When I am having a big heated discussion at work, I use a rubber chicken which I keep in my desk for just such occasions. The person holding the chicken is the only person who is allowed to talk. If you don't hold the chicken you cannot speak. You can only indicate that you want the chicken and wait until you get it before you speak. Once you have finished speaking, you can hand the chicken back to the moderator who will hand it to the next person to speak. This ensures that people do not speak over each other, and also have their own space to talk.
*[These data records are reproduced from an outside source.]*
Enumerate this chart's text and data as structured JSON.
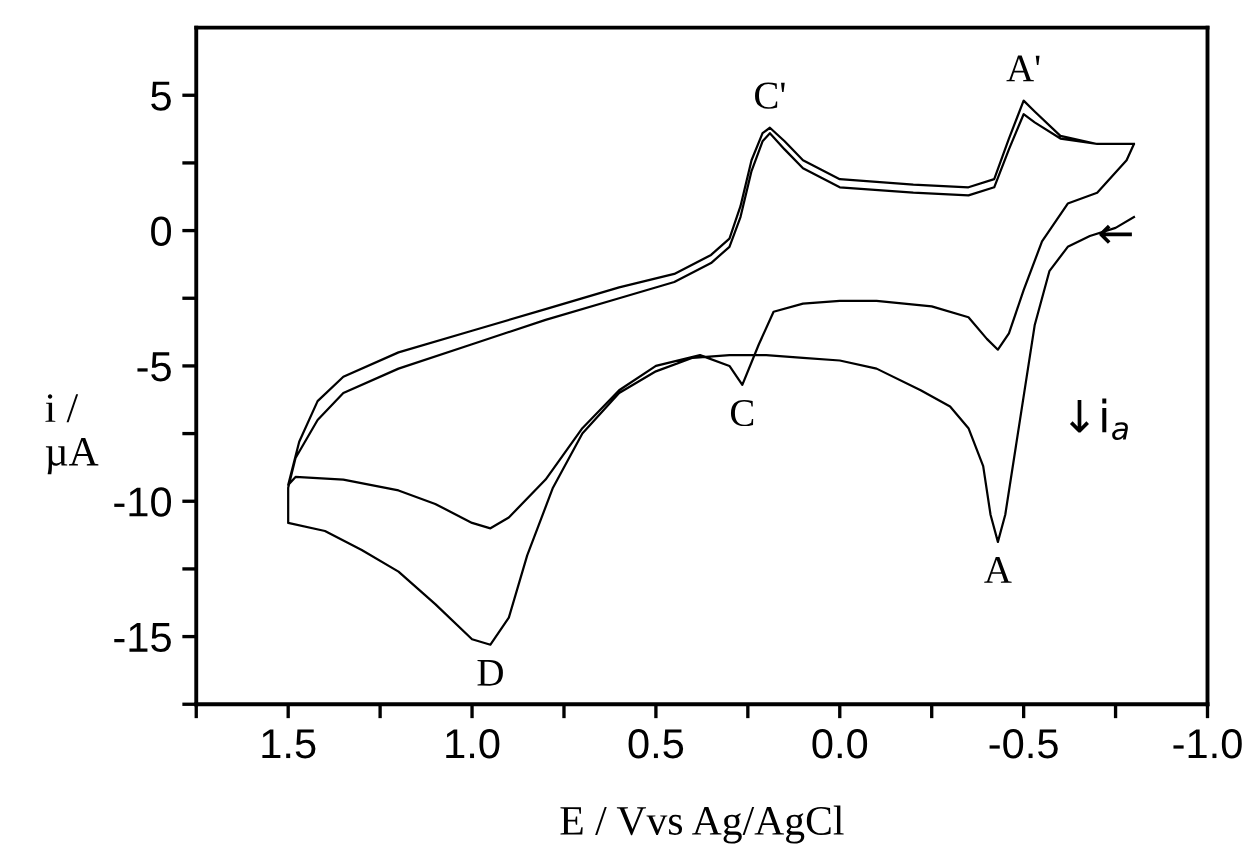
{
  "chart_data": {
    "type": "line",
    "xlabel": "E / Vvs Ag/AgCl",
    "ylabel": "i /\nµA",
    "xlim": [
      1.75,
      -1.0
    ],
    "ylim": [
      -17.5,
      7.5
    ],
    "xticks": [
      {
        "value": 1.75,
        "label": null
      },
      {
        "value": 1.5,
        "label": "1.5"
      },
      {
        "value": 1.25,
        "label": null
      },
      {
        "value": 1.0,
        "label": "1.0"
      },
      {
        "value": 0.75,
        "label": null
      },
      {
        "value": 0.5,
        "label": "0.5"
      },
      {
        "value": 0.25,
        "label": null
      },
      {
        "value": 0.0,
        "label": "0.0"
      },
      {
        "value": -0.25,
        "label": null
      },
      {
        "value": -0.5,
        "label": "-0.5"
      },
      {
        "value": -0.75,
        "label": null
      },
      {
        "value": -1.0,
        "label": "-1.0"
      }
    ],
    "yticks": [
      {
        "value": 5,
        "label": "5"
      },
      {
        "value": 2.5,
        "label": null
      },
      {
        "value": 0,
        "label": "0"
      },
      {
        "value": -2.5,
        "label": null
      },
      {
        "value": -5,
        "label": "-5"
      },
      {
        "value": -7.5,
        "label": null
      },
      {
        "value": -10,
        "label": "-10"
      },
      {
        "value": -12.5,
        "label": null
      },
      {
        "value": -15,
        "label": "-15"
      },
      {
        "value": -17.5,
        "label": null
      }
    ],
    "grid": false,
    "legend": false,
    "marker": "none",
    "line_style": "solid",
    "series": [
      {
        "color": "#000000",
        "x": [
          -0.8,
          -0.75,
          -0.68,
          -0.62,
          -0.57,
          -0.53,
          -0.49,
          -0.45,
          -0.43,
          -0.41,
          -0.39,
          -0.35,
          -0.3,
          -0.22,
          -0.1,
          0.0,
          0.1,
          0.2,
          0.3,
          0.4,
          0.5,
          0.6,
          0.7,
          0.78,
          0.85,
          0.9,
          0.95,
          1.0,
          1.1,
          1.2,
          1.3,
          1.4,
          1.5,
          1.5,
          1.48,
          1.42,
          1.35,
          1.2,
          1.0,
          0.8,
          0.6,
          0.45,
          0.35,
          0.3,
          0.27,
          0.24,
          0.21,
          0.19,
          0.15,
          0.1,
          0.0,
          -0.2,
          -0.35,
          -0.42,
          -0.46,
          -0.5,
          -0.53,
          -0.6,
          -0.7,
          -0.8,
          -0.78,
          -0.7,
          -0.62,
          -0.55,
          -0.5,
          -0.46,
          -0.43,
          -0.4,
          -0.35,
          -0.25,
          -0.1,
          0.0,
          0.1,
          0.18,
          0.22,
          0.265,
          0.3,
          0.38,
          0.5,
          0.6,
          0.7,
          0.8,
          0.9,
          0.95,
          1.0,
          1.1,
          1.2,
          1.35,
          1.48,
          1.5,
          1.47,
          1.42,
          1.35,
          1.2,
          1.0,
          0.8,
          0.6,
          0.45,
          0.35,
          0.3,
          0.27,
          0.24,
          0.21,
          0.19,
          0.15,
          0.1,
          0.0,
          -0.2,
          -0.35,
          -0.42,
          -0.46,
          -0.5,
          -0.53,
          -0.6,
          -0.7,
          -0.8
        ],
        "values": [
          0.5,
          0.1,
          -0.2,
          -0.6,
          -1.5,
          -3.5,
          -7,
          -10.5,
          -11.5,
          -10.5,
          -8.7,
          -7.3,
          -6.5,
          -5.9,
          -5.1,
          -4.8,
          -4.7,
          -4.6,
          -4.6,
          -4.7,
          -5.2,
          -6.0,
          -7.5,
          -9.5,
          -12,
          -14.3,
          -15.3,
          -15.1,
          -13.8,
          -12.6,
          -11.8,
          -11.1,
          -10.8,
          -9.5,
          -8.4,
          -7.0,
          -6.0,
          -5.1,
          -4.2,
          -3.3,
          -2.5,
          -1.9,
          -1.2,
          -0.6,
          0.5,
          2.2,
          3.3,
          3.6,
          3.0,
          2.3,
          1.6,
          1.4,
          1.3,
          1.6,
          3.0,
          4.3,
          4.0,
          3.4,
          3.2,
          3.2,
          2.6,
          1.4,
          1.0,
          -0.4,
          -2.2,
          -3.8,
          -4.4,
          -4.0,
          -3.2,
          -2.8,
          -2.6,
          -2.6,
          -2.7,
          -3.0,
          -4.2,
          -5.7,
          -5.0,
          -4.6,
          -5.0,
          -5.9,
          -7.3,
          -9.2,
          -10.6,
          -11.0,
          -10.8,
          -10.1,
          -9.6,
          -9.2,
          -9.1,
          -9.4,
          -7.8,
          -6.3,
          -5.4,
          -4.5,
          -3.7,
          -2.9,
          -2.1,
          -1.6,
          -0.9,
          -0.3,
          0.9,
          2.6,
          3.6,
          3.8,
          3.3,
          2.6,
          1.9,
          1.7,
          1.6,
          1.9,
          3.4,
          4.8,
          4.4,
          3.5,
          3.2,
          3.2
        ]
      }
    ],
    "annotations": [
      {
        "text": "C'",
        "x": 0.19,
        "y": 3.8
      },
      {
        "text": "A'",
        "x": -0.5,
        "y": 4.8
      },
      {
        "text": "C",
        "x": 0.265,
        "y": -5.7
      },
      {
        "text": "A",
        "x": -0.43,
        "y": -11.5
      },
      {
        "text": "D",
        "x": 0.95,
        "y": -15.3
      },
      {
        "text": "←",
        "x": -0.7,
        "y": -0.2
      },
      "↓i$_{a}$"
    ]
  }
}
Replace Chicken with Mutex and person with thread and you basically have the concept of a mutex.

https://stackoverflow.com/questions/34524/what-is-a-mutex/34558#34558

Here's what happens inside the withoutOverlapping method:

public function withoutOverlapping()
{
    $this->withoutOverlapping = true;

    return $this->then(function () {
        $this->mutex->forget($this);
    })->skip(function () {
        return $this->mutex->exists($this);
    });
}

So Laravel creates a filter-callback method that instructs the Schedule Manager to ignore the task if a mutex still exists, it also creates an after-callback that clears the mutex after an instance of the task is done.

Also before running the job, Laravel does the following check inside the Console\Scheduling\Event::run() method:

if ($this->withoutOverlapping && ! $this->mutex->create($this)) {
    return;
}

Where does the mutex property come from?

While the instance of Console\Scheduling\Schedule is being instantiated, laravel checks if an implementation to the Console\Scheduling\Mutex interface was bound to the container, if yes it uses that instance but if not it uses an instance of Console\Scheduling\CacheMutex:

$this->mutex = $container->bound(Mutex::class)
                        ? $container->make(Mutex::class)
                        : $container->make(CacheMutex::class);

Now while the Schedule Manager is registering your events it'll pass an instance of the mutex:

$this->events[] = new Event($this->mutex, $command);

By default Laravel uses a cache-based mutex, but you can override that and implement your own mutex approach & bind it to the container.

The cache-based mutex

The CacheMutex class contains 3 simple methods, it uses the event mutex name as a cache key:

public function create(Event $event)
{
    return $this->cache->add($event->mutexName(), true, 1440);
}

public function exists(Event $event)
{
    return $this->cache->has($event->mutexName());
}

public function forget(Event $event)
{
    $this->cache->forget($event->mutexName());
}

Mutex removal after task finishes

As we've seen before, the manager registers an after-callback that removes the mutex after the task is done, for a task that runs a command on the OS that might be enough to ensure that the mutex is cleared, but for a callback task the script might die while executing the callback, so to prevent that an extra fallback was added in Console\Scheduling\CallbackEvent::run():

register_shutdown_function(function () {
    $this->removeMutex();
});

This removes the mutex in case the script shuts down un-expectedly.